- O Globo
Venda da Eletrobras deveria modernizar o setor. O governo vai usar parte do dinheiro da privatização da Eletrobras para subsidiar energias fósseis, sujas e caras. É isso que significa o fundo que ele está propondo para tornar mais atraente a venda da empresa para os políticos. Está sendo apresentado como uma fórmula que vai reduzir altas futuras de energia. É falso, porque os recursos acabarão. Além disso, é um equívoco.
O modelo que está sendo proposto é criar um fundo para ser usado quando houver queda do volume de água nos reservatórios e for preciso usar as térmicas. Seria uma espécie de mitigador da alta da energia provocada pelo uso das térmicas. Por que o governo não pensa em forma mais contemporânea de resolver esse problema?
Existem soluções verdadeiras e atuais. Pode-se estimular o desenvolvimento de energia fotovoltaica, eólica, biomassa e geração distribuída. O argumento contra as fontes solar e eólica são de que elas são intermitentes e que é preciso energia firme que a térmica pode garantir. Quando não chove, venta e faz sol. Quando tem menos vento, é o período úmido. Pode-se pensar num programa de fechamento das térmicas mais caras. O governo não só não faz, como no ano passado cancelou um leilão de energia de reserva com fontes renováveis e, além disso, marcou para este dezembro um leilão de energia a carvão.
Há problemas ainda não resolvidos. Para vender as seis distribuidoras estaduais que foram federalizadas, a Eletrobras terá que assumir a dívida dessas empresas, que é enorme. As empresas do Acre, Amazonas, Alagoas, Piauí, Roraima e Rondônia são deficitárias, endividadas e tiram valor da Eletrobras. A estatal tem valor de mercado de R$ 30 bi, e valor patrimonial de R$ 46 bi.
Outro atrativo que o governo quer incluir no projeto de privatização é reservar parte do dinheiro para a transposição do Rio São Francisco. O importante é saber se haverá águas a transpor no futuro. O Brasil precisa levar a sério a proteção das seus cursos de água. Alguns rios estão entrando em colapso com a sucessão de anos secos e o uso intensivo e sem critério. É preciso um programa verdadeiro para proteger as margens do São Francisco e um plano de salvação dos rios brasileiros. Além de punir o crime sem castigo cometido pela Samarco contra o Rio Doce.
Nada se pensa com visão no futuro. A privatização da maior empresa do setor deveria ser o início de mudanças na geração e transmissão de energia. O governo Dilma tomou muitas decisões erradas na área.
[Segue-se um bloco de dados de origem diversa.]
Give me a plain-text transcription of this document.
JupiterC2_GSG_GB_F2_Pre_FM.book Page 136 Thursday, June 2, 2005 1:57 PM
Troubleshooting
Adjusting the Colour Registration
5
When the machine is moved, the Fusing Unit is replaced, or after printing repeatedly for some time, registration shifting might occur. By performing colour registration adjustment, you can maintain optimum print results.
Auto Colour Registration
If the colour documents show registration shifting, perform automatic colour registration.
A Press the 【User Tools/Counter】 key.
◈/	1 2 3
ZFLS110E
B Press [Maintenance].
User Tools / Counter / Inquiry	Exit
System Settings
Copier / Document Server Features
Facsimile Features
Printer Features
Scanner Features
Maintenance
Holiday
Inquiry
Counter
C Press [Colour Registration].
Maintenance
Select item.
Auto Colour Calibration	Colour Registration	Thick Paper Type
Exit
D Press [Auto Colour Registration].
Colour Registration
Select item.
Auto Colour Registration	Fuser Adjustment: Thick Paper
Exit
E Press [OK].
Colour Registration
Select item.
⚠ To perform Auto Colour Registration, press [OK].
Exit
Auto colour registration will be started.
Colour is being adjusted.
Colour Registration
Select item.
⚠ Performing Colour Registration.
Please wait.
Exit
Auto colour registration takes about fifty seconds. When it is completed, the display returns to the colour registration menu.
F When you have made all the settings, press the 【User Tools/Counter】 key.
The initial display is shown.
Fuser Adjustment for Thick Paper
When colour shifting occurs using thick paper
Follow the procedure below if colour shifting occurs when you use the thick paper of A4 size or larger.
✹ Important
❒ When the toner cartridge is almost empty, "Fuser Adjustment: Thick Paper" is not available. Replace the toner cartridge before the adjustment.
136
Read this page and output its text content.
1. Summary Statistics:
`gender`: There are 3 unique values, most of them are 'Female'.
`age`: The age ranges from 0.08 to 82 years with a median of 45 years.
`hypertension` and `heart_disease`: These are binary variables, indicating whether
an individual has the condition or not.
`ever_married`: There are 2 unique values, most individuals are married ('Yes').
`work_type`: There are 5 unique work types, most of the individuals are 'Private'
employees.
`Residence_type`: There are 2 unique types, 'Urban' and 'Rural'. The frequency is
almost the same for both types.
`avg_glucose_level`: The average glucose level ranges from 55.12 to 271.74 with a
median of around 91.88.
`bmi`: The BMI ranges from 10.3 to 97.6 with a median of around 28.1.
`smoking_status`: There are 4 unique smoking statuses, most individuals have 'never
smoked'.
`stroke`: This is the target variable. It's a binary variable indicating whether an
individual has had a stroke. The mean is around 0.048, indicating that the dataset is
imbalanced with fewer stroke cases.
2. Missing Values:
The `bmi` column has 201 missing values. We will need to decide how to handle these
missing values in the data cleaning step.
Basta ver o que aconteceu com as hidrelétricas da Amazônia, feitas a ferro e fogo. As usinas do Madeira cortaram 50% da produção porque a linha de transmissão não foi corretamente aterrada. Foi feita em cima de pedras de granito. As duas custaram R$ 40 bi e foram feitas à custa de muitos absurdos. Houve até uso da Força Nacional em Jirau para que a obra prosseguisse em determinado momento.
No Nordeste, o aumento da eólica nos últimos anos ocorreu por insistência da indústria do setor, porque o governo tratava essa fonte com o mesmo desprezo com que olha a fotovoltaica. E se não fossem os bons ventos a região teria enfrentado rigorosa escassez de energia nos últimos anos de seca prolongada.
Hoje o país só não tem crise de abastecimento porque o PIB não cresce. Se crescer 4% pode ter um aumento de 6% no consumo. Isso significa que a oferta teria que crescer 4 GW. Não há essa previsão de entrada no sistema. É preciso olhar esses pontos de estrangulamento, mas com visão nova e não para fortalecer os velhos lobbies que povoam o setor.
A privatização da Eletrobras tem um fato promissor que é o fim das indicações políticas para os cargos de direção das várias empresas da estatal. Ou seja, é boa pelo que ela evita. Mas ideias como a de subsidiar energia fóssil mostra que não se pensa em como modernizar o setor de energia no Brasil, mas sim em como fechar o caixa do ano que vem.